Виолончель Стивена, хотя и громоздкая в подбитом, предназначенном для морских вояжей парусиновом футляре, весила мало, и он без малейшего смущения носил ее по улицам. Не вес и не смущение заставляли его делать остановки и задыхаться, частенько присаживаться передохнуть на ступеньки, а подлинные муки.
Его теория о размере обуви показала свою ошибочность уже через весьма короткий промежуток времени. Кроме того, стоял необыкновенно теплый вечер, а его единственные чистые чулки были не из шелка, а из овечьей шерсти.
Он натёр ноги, и так уже сведенные судорогой из-за неестественных каблуков, еще на первых двухстах ярдах, зуд усиливался, набухали мозоли, которые лопнули еще до того как Стивен добрался до переполненной и веселой Страда Весково. Из-за шаткой походки он выглядел пьяным, и небольшая группка шлюх и уличных мальчишек составила ему компанию, надеясь в итоге поживиться.
— Жжение, покраснение, воспаление, — сказал он, вновь присаживаясь на углу улицы под мягко освещенным образом святого Роха. — Так не пойдет.

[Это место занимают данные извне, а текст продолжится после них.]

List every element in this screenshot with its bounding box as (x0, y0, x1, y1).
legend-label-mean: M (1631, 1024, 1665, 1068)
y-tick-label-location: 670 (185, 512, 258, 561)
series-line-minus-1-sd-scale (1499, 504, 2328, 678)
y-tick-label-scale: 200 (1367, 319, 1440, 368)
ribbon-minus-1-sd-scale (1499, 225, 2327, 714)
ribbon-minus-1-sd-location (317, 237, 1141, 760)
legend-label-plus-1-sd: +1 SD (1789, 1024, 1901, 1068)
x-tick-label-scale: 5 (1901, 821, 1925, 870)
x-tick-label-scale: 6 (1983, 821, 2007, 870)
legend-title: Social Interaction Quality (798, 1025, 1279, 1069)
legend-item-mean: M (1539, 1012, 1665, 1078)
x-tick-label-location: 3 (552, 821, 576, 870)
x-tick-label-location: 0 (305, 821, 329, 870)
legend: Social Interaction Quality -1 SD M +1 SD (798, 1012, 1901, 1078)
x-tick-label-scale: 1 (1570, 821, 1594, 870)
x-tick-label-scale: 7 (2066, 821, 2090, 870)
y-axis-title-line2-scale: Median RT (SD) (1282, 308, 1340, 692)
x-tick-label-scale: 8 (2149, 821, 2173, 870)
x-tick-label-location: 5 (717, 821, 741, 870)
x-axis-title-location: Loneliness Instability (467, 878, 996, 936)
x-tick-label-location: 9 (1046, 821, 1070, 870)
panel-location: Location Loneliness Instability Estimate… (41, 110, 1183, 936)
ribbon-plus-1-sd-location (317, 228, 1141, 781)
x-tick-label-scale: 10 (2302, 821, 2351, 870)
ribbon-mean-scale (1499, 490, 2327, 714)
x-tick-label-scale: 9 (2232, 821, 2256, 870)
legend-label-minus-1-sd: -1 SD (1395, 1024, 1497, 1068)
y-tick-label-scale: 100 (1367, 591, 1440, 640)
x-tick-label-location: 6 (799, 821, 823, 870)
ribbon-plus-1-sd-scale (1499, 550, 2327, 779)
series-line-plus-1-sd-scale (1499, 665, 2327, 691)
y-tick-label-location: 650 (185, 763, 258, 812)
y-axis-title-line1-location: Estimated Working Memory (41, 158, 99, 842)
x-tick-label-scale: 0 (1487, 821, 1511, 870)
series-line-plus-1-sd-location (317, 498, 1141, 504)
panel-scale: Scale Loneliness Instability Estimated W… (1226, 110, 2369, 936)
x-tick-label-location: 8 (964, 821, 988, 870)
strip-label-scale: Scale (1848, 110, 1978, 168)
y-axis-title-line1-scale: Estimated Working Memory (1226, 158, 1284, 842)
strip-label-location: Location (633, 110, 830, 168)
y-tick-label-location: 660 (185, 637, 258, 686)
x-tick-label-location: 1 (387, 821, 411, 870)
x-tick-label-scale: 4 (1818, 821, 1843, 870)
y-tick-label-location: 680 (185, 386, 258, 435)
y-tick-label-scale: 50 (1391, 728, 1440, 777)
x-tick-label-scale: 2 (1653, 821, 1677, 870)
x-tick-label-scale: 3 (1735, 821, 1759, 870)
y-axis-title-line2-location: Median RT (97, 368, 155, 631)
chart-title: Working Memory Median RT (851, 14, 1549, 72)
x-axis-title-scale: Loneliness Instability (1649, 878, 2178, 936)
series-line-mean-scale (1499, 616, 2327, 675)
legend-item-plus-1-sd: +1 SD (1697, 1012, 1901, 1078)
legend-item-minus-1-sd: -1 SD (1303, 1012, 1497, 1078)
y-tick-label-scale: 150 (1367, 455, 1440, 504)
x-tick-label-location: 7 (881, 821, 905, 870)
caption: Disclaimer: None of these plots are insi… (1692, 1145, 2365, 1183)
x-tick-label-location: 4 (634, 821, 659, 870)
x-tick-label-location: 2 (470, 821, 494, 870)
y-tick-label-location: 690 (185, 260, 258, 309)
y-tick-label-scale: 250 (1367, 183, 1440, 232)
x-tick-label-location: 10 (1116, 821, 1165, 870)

Но если я сниму ботинки, то не смогу нести еще и виолончель. С другой стороны, любой из этих оболтусов может прихватить их с собой, и что тогда я скажу Грэхэму? Опять же, инструмент я не доверю в их нерадивые руки, а держать чехол необходимо обеими руками, заботливо, словно захворавшего ребенка. Вот если бы среди этих негодных распутниц оказалась добродушная девушка... Но, похоже, тут собрались лишь бессердечные. Вот так дилемма.
Пока он так перебирал всевозможные варианты действий, необходимость в них отпала. На него наткнулась группа моряков с «Сюрприза», завернувших за угол церкви святого Роха. Моряки без возражений взяли ботинки, а один из них, мрачный, зловещего вида матрос с полубака, явно в молодости ходивший под пиратским флагом, сказал, что понесет большую скрипку и с удовольствием посмотрит на того мерзавца, который решит засмеяться или попросит что-нибудь сыграть.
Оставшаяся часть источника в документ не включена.